Leetcode medium problem 797. All Paths From Source to Target, detailed explanation and solution in python language.

#leetcode #python #solution

Problem Statement:
Given a directed acyclic graph (DAG) of n nodes labeled from 0 to n - 1, find all possible paths from node 0 to node n - 1 and return them in any order.

The graph is given as follows: graph[i] is a list of all nodes you can visit from node i (i.e., there is a directed edge from node i to node graph[i][j]).
______________________________________________________________

LeetCode problem solving helps in improving one's problem solving and coding skills . Also, it helps in clearing technical interviews at top tech companies like Microsoft, Google, Amazon, Facebook, Walmart, Apple etc.
(FAANGM, MAANGM, Product based companies)

CC of video:
we are given a directed acyclic graph of n nodes, in the form of an array of arrays.
ie, if the given graph is this, then we have total number of nodes n equal to 4.
and these nodes are labelled from index 0 to (n-1).

here, from node 0, we have directed edges to the nodes 1, 2 and 3.
from node 1, we have a directed edge to the node 3.
from node 2, we have a directed edge to the node 3.
from node 3, we have no directed edges.

one thing to note here is that, since this is acyclic directed graph, there won't be any cycles in the graph or self loops.

what we need to find out here is, all the paths starting from the first node to the last node. ie all the paths starting from the node 0 to the node 3.
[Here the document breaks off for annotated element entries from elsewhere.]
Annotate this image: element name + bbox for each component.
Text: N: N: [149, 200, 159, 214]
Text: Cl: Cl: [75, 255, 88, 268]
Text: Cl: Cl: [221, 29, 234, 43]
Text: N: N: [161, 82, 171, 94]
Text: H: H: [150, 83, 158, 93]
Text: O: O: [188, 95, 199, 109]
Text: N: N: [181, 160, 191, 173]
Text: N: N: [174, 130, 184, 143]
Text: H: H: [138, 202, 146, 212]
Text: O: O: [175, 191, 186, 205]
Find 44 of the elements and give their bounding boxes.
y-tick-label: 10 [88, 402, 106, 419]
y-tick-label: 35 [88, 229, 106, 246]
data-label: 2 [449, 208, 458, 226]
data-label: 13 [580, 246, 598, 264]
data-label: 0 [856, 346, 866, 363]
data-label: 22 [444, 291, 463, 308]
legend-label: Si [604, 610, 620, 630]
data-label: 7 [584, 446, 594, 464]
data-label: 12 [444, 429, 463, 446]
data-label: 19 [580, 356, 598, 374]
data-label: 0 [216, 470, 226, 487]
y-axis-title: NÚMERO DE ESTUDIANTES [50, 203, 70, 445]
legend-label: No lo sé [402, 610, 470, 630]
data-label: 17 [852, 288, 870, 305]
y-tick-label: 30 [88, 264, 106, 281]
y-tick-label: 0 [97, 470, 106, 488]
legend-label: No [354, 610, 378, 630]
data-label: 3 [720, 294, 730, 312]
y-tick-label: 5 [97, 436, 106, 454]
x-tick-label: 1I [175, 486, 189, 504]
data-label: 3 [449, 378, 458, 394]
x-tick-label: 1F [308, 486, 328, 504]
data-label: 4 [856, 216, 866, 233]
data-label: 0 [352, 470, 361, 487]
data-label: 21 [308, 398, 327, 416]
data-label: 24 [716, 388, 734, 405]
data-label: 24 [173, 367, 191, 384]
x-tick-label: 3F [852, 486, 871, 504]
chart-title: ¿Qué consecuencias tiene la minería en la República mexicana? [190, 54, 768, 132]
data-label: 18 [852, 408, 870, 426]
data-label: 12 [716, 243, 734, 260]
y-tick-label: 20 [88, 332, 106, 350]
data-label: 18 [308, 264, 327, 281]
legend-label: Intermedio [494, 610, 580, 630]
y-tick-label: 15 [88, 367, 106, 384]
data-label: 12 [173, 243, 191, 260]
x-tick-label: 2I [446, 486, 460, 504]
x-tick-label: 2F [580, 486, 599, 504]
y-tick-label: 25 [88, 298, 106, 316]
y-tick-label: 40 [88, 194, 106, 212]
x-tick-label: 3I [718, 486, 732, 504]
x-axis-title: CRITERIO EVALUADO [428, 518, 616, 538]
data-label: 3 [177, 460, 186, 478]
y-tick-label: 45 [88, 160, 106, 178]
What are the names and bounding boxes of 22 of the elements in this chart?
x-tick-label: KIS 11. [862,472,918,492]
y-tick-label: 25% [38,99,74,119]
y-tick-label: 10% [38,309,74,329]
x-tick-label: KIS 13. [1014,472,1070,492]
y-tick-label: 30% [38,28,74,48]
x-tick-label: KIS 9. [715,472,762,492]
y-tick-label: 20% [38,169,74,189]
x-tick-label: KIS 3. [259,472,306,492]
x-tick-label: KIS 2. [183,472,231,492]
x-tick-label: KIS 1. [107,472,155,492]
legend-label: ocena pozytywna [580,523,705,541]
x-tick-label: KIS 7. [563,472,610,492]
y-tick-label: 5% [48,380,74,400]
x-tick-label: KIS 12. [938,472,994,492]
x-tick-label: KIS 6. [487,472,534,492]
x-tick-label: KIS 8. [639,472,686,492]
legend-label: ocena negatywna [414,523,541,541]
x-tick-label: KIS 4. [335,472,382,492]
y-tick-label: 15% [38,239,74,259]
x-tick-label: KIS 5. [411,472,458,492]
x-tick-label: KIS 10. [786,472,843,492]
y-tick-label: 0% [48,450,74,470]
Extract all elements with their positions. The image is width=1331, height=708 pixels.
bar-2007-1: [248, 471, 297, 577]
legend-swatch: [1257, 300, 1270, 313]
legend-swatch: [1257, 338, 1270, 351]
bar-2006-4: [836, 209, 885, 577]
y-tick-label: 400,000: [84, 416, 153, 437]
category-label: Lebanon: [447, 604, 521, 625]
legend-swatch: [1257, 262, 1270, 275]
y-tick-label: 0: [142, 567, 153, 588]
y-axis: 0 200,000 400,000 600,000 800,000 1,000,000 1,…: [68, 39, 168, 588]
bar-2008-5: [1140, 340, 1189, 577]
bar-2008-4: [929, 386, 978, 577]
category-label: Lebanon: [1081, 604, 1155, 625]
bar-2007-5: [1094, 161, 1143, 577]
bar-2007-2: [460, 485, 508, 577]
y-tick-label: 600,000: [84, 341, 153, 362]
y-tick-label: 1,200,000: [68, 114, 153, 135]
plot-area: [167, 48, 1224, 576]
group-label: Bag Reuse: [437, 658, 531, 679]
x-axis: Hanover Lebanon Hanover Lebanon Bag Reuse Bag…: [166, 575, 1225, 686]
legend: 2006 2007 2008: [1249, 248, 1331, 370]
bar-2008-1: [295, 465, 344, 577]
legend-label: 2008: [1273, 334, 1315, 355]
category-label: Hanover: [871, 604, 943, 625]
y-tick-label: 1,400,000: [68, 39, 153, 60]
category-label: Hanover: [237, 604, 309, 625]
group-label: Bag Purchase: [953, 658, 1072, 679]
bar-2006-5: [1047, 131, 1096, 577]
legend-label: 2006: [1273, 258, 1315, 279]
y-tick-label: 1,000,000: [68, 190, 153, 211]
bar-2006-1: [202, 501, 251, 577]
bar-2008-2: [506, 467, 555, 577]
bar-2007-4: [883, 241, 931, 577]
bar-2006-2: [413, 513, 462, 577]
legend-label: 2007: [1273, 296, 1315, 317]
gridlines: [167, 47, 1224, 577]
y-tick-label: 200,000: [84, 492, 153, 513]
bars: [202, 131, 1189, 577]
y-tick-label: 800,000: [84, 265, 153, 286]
for example, in this case, the paths will be [0,2,3], [0,3] and [0,1,3].

now lets look at, how we can solve this problem.

what we can do is, we will start the traversal from the first node 0.
so the current node is 0.
also, we will be recording the path we are taking, at each step.
from this node, one by one, we will move to the nodes this node is directed to.

first we will move to 1.
now, from 1, we are directed to the node 3.
and we know that, (n-1)=3 is the last node in the graph.
so this path is completed and therefore we will store it in the result.

now, lets take the next directed node 2.
from node 2, we are directed to the node 3.
since node 3 is the last node, the current path is completed and we will store it in the result.

now, lets take the next directed node 3.
since node 3 is the last node, the current path is completed and we will store it in the result.

so, this is the final result we have.

now lets code the solution.

we will store the number of nodes in this variable.

we will create an array for storing the results, and at last, we will be returning it.

for traversing through the graph till the last node, we will write a seperate function.

we will be calling this function with the first node 0, and we will be starting with the path 0.

we know that, if we have reached the last node (n-1), then the path is completed, and therefore we can add the path to the result, and return from the function.

else, we can move on to the next nodes, the current node is directed to.

for each next node, we will be passing on the path we have covered till the current node.